From getting ready for Thanksgiving to growing a mustache for charity.
For aspiring authors, November is all about NaNoWriMo.
For those who don’t know, NaNoWriMo stands for National Novel Writing Month. Founded in 1999, NaNoWriMo challenges people to write 50,000 words of a novel during the month of November. NaNoWriMo is expecting 400,000 participants from 6 continents in 2014. (I am guessing Antarctica is the lone hold out.)
I have participated in NaNoWriMo several times and here’s why I think it is worth it for authors to give this month-long writing challenge a try.
1) You make a public commitment to your writing.
When you want to get something done, nothing holds your feet to the fire quite like telling everyone you know that you are going to do it. A public statement. Shout it out to the world.
NaNoWriMo is all about making a public commitment to your writing. You sign up, enter the name of your novel and its genre, and then you are added as a formal participant of NaNoWriMo. One of the 400,000 who had the courage to take that first step.
Once you make that commitment, your dream of writing becomes a reality. You have proclaimed yourself a writer and you need to live up to that expectation.
Admittedly, signing up for NaNoWriMo is not on the same level as taking out a full-page advertisement in the local newspaper to announce your writerly intentions.
But you have made the commitment and it is a true test of how much you want to be a writer.
Added bonus: Tell your family and friends that you are doing NaNoWriMo or even post on Facebook and Twitter to further that public commitment.
2) You are forced to put down words on the page.
Bottom line is that you are not a writer unless you write.
With art and writing, too often folks just think that one can create when inspiration strikes. But like most things in life, hard work over time is what carries the day.
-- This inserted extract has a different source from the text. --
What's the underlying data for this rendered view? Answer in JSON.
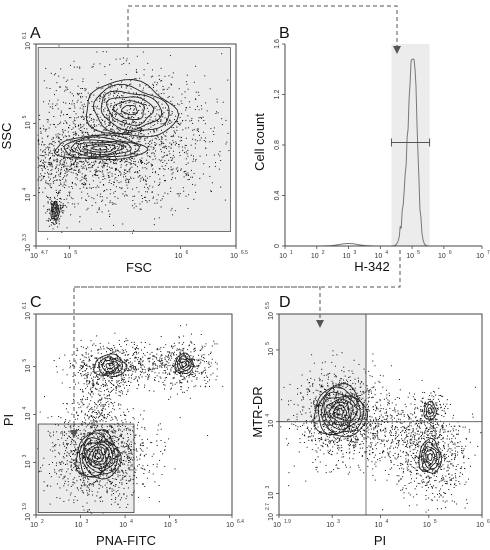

I learned this lesson in my martial arts journey and it is one that applies to my writing career as well.
NaNoWriMo has a pretty clear goal: 50,000 words written in a month.
That comes down to 1,666 words a day – give or take a few.
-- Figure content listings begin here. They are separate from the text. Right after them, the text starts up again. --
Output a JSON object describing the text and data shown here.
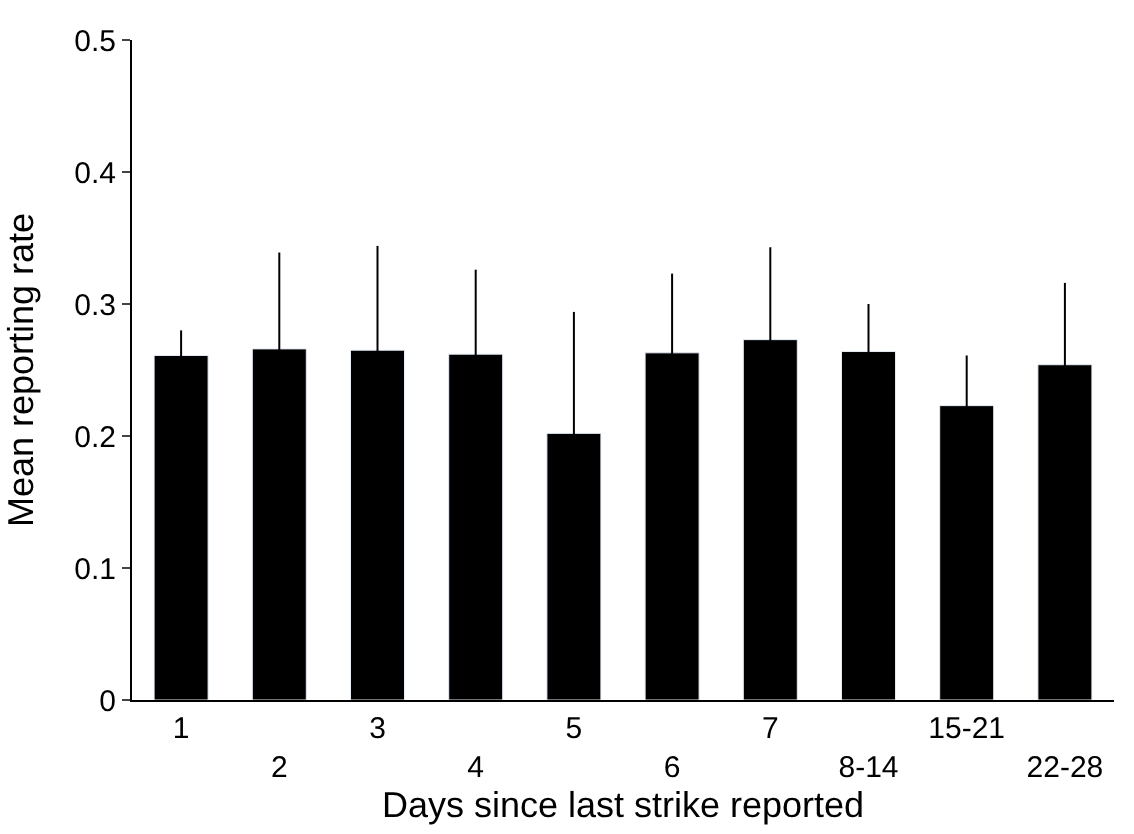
{
  "chart_data": {
    "type": "bar",
    "xlabel": "Days since last strike reported",
    "ylabel": "Mean reporting rate",
    "categories": [
      "1",
      "2",
      "3",
      "4",
      "5",
      "6",
      "7",
      "8-14",
      "15-21",
      "22-28"
    ],
    "values": [
      0.261,
      0.266,
      0.265,
      0.262,
      0.202,
      0.263,
      0.273,
      0.264,
      0.223,
      0.254
    ],
    "errors": [
      0.019,
      0.073,
      0.079,
      0.064,
      0.092,
      0.06,
      0.07,
      0.036,
      0.038,
      0.062
    ],
    "color": "#000000",
    "ylim": [
      0,
      0.5
    ],
    "yticks": [
      0,
      0.1,
      0.2,
      0.3,
      0.4,
      0.5
    ]
  }
}
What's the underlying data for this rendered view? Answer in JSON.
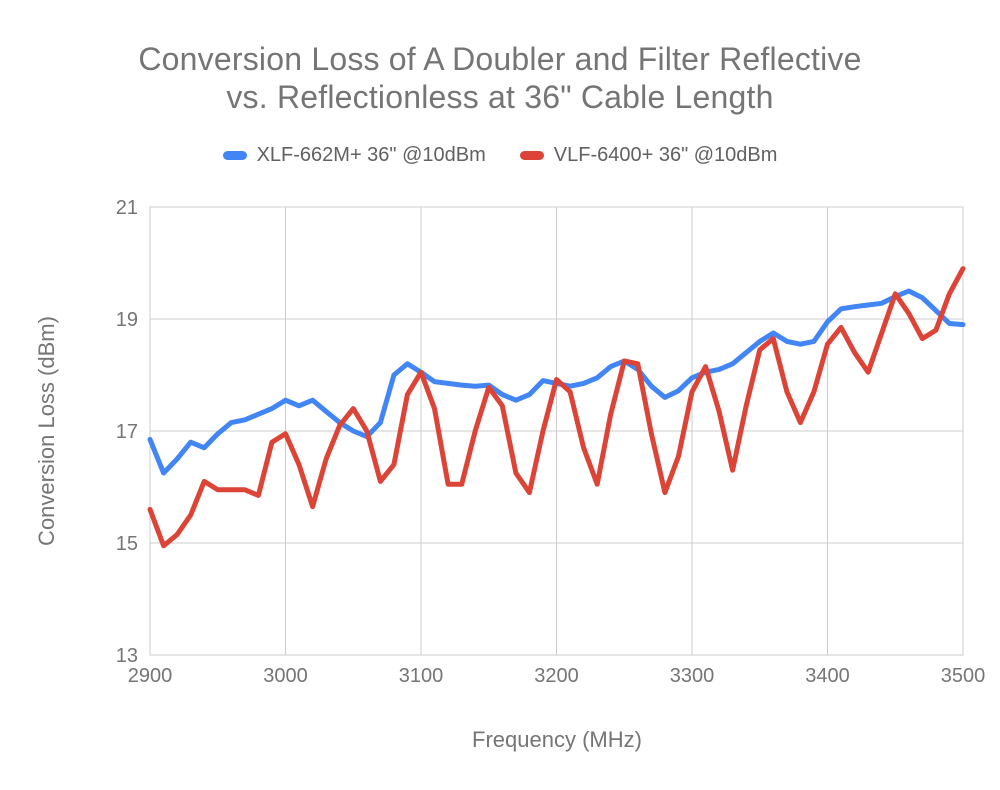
{
  "title": {
    "line1": "Conversion Loss of A Doubler and Filter Reflective",
    "line2": "vs. Reflectionless at 36\" Cable Length"
  },
  "legend": [
    {
      "label": "XLF-662M+ 36\" @10dBm",
      "color": "#4285F4"
    },
    {
      "label": "VLF-6400+ 36\" @10dBm",
      "color": "#DB4437"
    }
  ],
  "axes": {
    "x": {
      "title": "Frequency (MHz)",
      "tick_labels": [
        "2900",
        "3000",
        "3100",
        "3200",
        "3300",
        "3400",
        "3500"
      ]
    },
    "y": {
      "title": "Conversion Loss (dBm)",
      "tick_labels": [
        "13",
        "15",
        "17",
        "19",
        "21"
      ]
    }
  },
  "colors": {
    "background": "#ffffff",
    "gridline": "#cccccc",
    "tick_label": "#757575",
    "title_text": "#757575",
    "legend_text": "#616161",
    "series_blue": "#4285F4",
    "series_red": "#DB4437"
  },
  "chart_data": {
    "type": "line",
    "title": "Conversion Loss of A Doubler and Filter Reflective vs. Reflectionless at 36\" Cable Length",
    "xlabel": "Frequency (MHz)",
    "ylabel": "Conversion Loss (dBm)",
    "xlim": [
      2900,
      3500
    ],
    "ylim": [
      13,
      21
    ],
    "x_ticks": [
      2900,
      3000,
      3100,
      3200,
      3300,
      3400,
      3500
    ],
    "y_ticks": [
      13,
      15,
      17,
      19,
      21
    ],
    "grid": true,
    "legend_position": "top",
    "x": [
      2900,
      2910,
      2920,
      2930,
      2940,
      2950,
      2960,
      2970,
      2980,
      2990,
      3000,
      3010,
      3020,
      3030,
      3040,
      3050,
      3060,
      3070,
      3080,
      3090,
      3100,
      3110,
      3120,
      3130,
      3140,
      3150,
      3160,
      3170,
      3180,
      3190,
      3200,
      3210,
      3220,
      3230,
      3240,
      3250,
      3260,
      3270,
      3280,
      3290,
      3300,
      3310,
      3320,
      3330,
      3340,
      3350,
      3360,
      3370,
      3380,
      3390,
      3400,
      3410,
      3420,
      3430,
      3440,
      3450,
      3460,
      3470,
      3480,
      3490,
      3500
    ],
    "series": [
      {
        "name": "XLF-662M+ 36\" @10dBm",
        "color": "#4285F4",
        "values": [
          16.85,
          16.25,
          16.5,
          16.8,
          16.7,
          16.95,
          17.15,
          17.2,
          17.3,
          17.4,
          17.55,
          17.45,
          17.55,
          17.35,
          17.15,
          17.0,
          16.9,
          17.15,
          18.0,
          18.2,
          18.05,
          17.88,
          17.85,
          17.82,
          17.8,
          17.82,
          17.65,
          17.55,
          17.65,
          17.9,
          17.85,
          17.8,
          17.85,
          17.95,
          18.15,
          18.25,
          18.1,
          17.8,
          17.6,
          17.72,
          17.95,
          18.05,
          18.1,
          18.2,
          18.4,
          18.6,
          18.75,
          18.6,
          18.55,
          18.6,
          18.95,
          19.18,
          19.22,
          19.25,
          19.28,
          19.4,
          19.5,
          19.38,
          19.15,
          18.92,
          18.9
        ]
      },
      {
        "name": "VLF-6400+ 36\" @10dBm",
        "color": "#DB4437",
        "values": [
          15.6,
          14.95,
          15.15,
          15.5,
          16.1,
          15.95,
          15.95,
          15.95,
          15.85,
          16.8,
          16.95,
          16.4,
          15.65,
          16.5,
          17.1,
          17.4,
          17.0,
          16.1,
          16.4,
          17.65,
          18.05,
          17.4,
          16.05,
          16.05,
          17.0,
          17.78,
          17.45,
          16.25,
          15.9,
          17.0,
          17.92,
          17.7,
          16.7,
          16.05,
          17.3,
          18.25,
          18.2,
          16.95,
          15.9,
          16.55,
          17.7,
          18.15,
          17.35,
          16.3,
          17.45,
          18.45,
          18.65,
          17.7,
          17.15,
          17.7,
          18.55,
          18.85,
          18.4,
          18.05,
          18.75,
          19.45,
          19.1,
          18.65,
          18.8,
          19.45,
          19.9
        ]
      }
    ]
  }
}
This is a challenge. Some days you only put down 500 words and then other days 2,500 words magically appear.
While the number of words is important, another benefit is that you develop a strong writing habit over a month. As a result of my now established writing habit, I find when I miss writing days that a feeling of dissatisfaction permeates my life.
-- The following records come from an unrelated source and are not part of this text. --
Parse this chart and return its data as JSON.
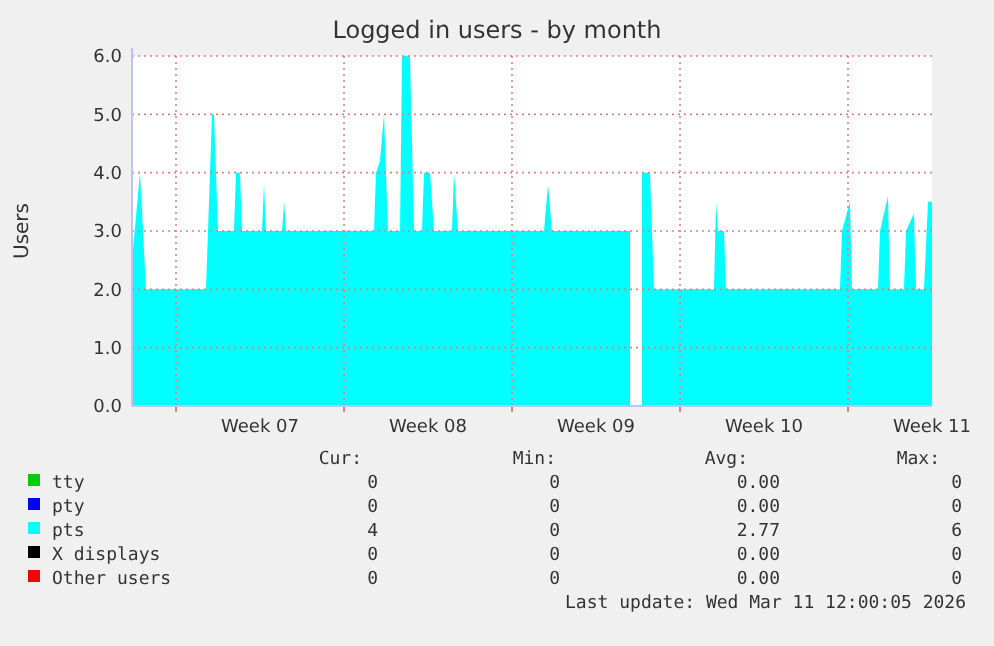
{
  "chart_data": {
    "type": "area",
    "title": "Logged in users - by month",
    "ylabel": "Users",
    "xlim": [
      "2026-02-06T04:00",
      "2026-03-11T12:00"
    ],
    "xticks": [
      {
        "value": "2026-02-08",
        "label": null
      },
      {
        "value": "2026-02-11T12:00",
        "label": "Week 07"
      },
      {
        "value": "2026-02-15",
        "label": null
      },
      {
        "value": "2026-02-18T12:00",
        "label": "Week 08"
      },
      {
        "value": "2026-02-22",
        "label": null
      },
      {
        "value": "2026-02-25T12:00",
        "label": "Week 09"
      },
      {
        "value": "2026-03-01",
        "label": null
      },
      {
        "value": "2026-03-04T12:00",
        "label": "Week 10"
      },
      {
        "value": "2026-03-08",
        "label": null
      },
      {
        "value": "2026-03-11T12:00",
        "label": "Week 11"
      }
    ],
    "ylim": [
      0,
      6
    ],
    "yticks": [
      {
        "value": 0,
        "label": "0.0"
      },
      {
        "value": 1,
        "label": "1.0"
      },
      {
        "value": 2,
        "label": "2.0"
      },
      {
        "value": 3,
        "label": "3.0"
      },
      {
        "value": 4,
        "label": "4.0"
      },
      {
        "value": 5,
        "label": "5.0"
      },
      {
        "value": 6,
        "label": "6.0"
      }
    ],
    "grid": true,
    "legend": "bottom",
    "series": [
      {
        "name": "tty",
        "color": "#00cc00"
      },
      {
        "name": "pty",
        "color": "#0000ff"
      },
      {
        "name": "pts",
        "color": "#00ffff",
        "x": [
          "2026-02-06T04:00",
          "2026-02-06T12:00",
          "2026-02-06T18:00",
          "2026-02-09T06:00",
          "2026-02-09T08:00",
          "2026-02-09T12:00",
          "2026-02-09T14:00",
          "2026-02-09T18:00",
          "2026-02-10T10:00",
          "2026-02-10T12:00",
          "2026-02-10T16:00",
          "2026-02-10T18:00",
          "2026-02-11T14:00",
          "2026-02-11T16:00",
          "2026-02-11T18:00",
          "2026-02-12T10:00",
          "2026-02-12T12:00",
          "2026-02-12T14:00",
          "2026-02-16T06:00",
          "2026-02-16T08:00",
          "2026-02-16T12:00",
          "2026-02-16T16:00",
          "2026-02-16T20:00",
          "2026-02-17T08:00",
          "2026-02-17T10:00",
          "2026-02-17T18:00",
          "2026-02-17T22:00",
          "2026-02-18T06:00",
          "2026-02-18T08:00",
          "2026-02-18T14:00",
          "2026-02-18T18:00",
          "2026-02-19T12:00",
          "2026-02-19T14:00",
          "2026-02-19T18:00",
          "2026-02-23T08:00",
          "2026-02-23T12:00",
          "2026-02-23T16:00",
          "2026-02-26T22:00",
          "2026-02-27T04:00",
          "2026-02-27T10:00",
          "2026-02-27T18:00",
          "2026-02-27T22:00",
          "2026-03-02T10:00",
          "2026-03-02T12:00",
          "2026-03-02T14:00",
          "2026-03-02T20:00",
          "2026-03-02T22:00",
          "2026-03-07T16:00",
          "2026-03-07T18:00",
          "2026-03-08T02:00",
          "2026-03-08T04:00",
          "2026-03-09T06:00",
          "2026-03-09T08:00",
          "2026-03-09T16:00",
          "2026-03-09T18:00",
          "2026-03-10T08:00",
          "2026-03-10T10:00",
          "2026-03-10T18:00",
          "2026-03-10T20:00",
          "2026-03-11T04:00",
          "2026-03-11T08:00",
          "2026-03-11T12:00"
        ],
        "values": [
          2.5,
          4,
          2,
          2,
          3,
          5,
          5,
          3,
          3,
          4,
          4,
          3,
          3,
          3.8,
          3,
          3,
          3.5,
          3,
          3,
          4,
          4.2,
          5,
          3,
          3,
          6,
          6,
          3,
          3,
          4,
          4,
          3,
          3,
          4,
          3,
          3,
          3.8,
          3,
          3,
          null,
          4,
          4,
          2,
          2,
          3.5,
          3,
          3,
          2,
          2,
          3,
          3.5,
          2,
          2,
          3,
          3.6,
          2,
          2,
          3,
          3.3,
          2,
          2,
          3.5,
          3.5
        ]
      },
      {
        "name": "X displays",
        "color": "#000000"
      },
      {
        "name": "Other users",
        "color": "#ff0000"
      }
    ],
    "annotations": [
      "Cur:",
      "Min:",
      "Avg:",
      "Max:",
      "0",
      "0",
      "0.00",
      "0",
      "0",
      "0",
      "0.00",
      "0",
      "4",
      "0",
      "2.77",
      "6",
      "0",
      "0",
      "0.00",
      "0",
      "0",
      "0",
      "0.00",
      "0",
      "Last update: Wed Mar 11 12:00:05 2026"
    ]
  }
}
Developing a daily writing habit is one of the most important things you can do as a writer, and NaNoWriMo gets you on the right track.
The better part of my fantasy novel Black River (to be released in Winter 2014-5) was written during NaNoWriMo with the rest finished during that daily writing.
Extra bonus: Outside of the confines of the word race that is NaNoWriMo, I am most comfortable writing about 1,000 words per day. NaNoWriMo is great because it 1) pushes me outside of my comfort zone, and 2) shows me that I can write more words than I had previously thought. (And no, the words in this blog post unfortunately do not count towards my daily NaNoWriMo goal.)
3) You can get deals from their sponsors.
Those who know me know that I am not motivated by swag bags or special time-limited offers. And honestly I am reluctant to sign up for lists for fear of being bombarded by emails.
So what gives with my like of NaNoWriMo sponsors?
First, all the sponsors offer products directly related to writing and you either get deep discounts (often deeper if you write those 50,000 words) or freebies. You are also the one to approach these sponsors for the deals so you only get what you sign up for.
I took advantage of Scrivener‘s deal when I completed my 50,000 words, and I got two things: a deeply discounted writing software product and an introduction to my favorite writing program out there. Scrivener has been the writing tool that has pushed my creativity further than anything else out there. And I have NaNoWriMo to thank for the introduction.
Tip: Scrivener offers a special trial period so NaNoWriMo participants can use it for free during November. (Yes, I know I sound like a shill for Scrivener but don’t worry I paid them and they don’t pay me. I just really like their product.)
Have you ever done NaNoWriMo? What did you like about it? How did it change your writing?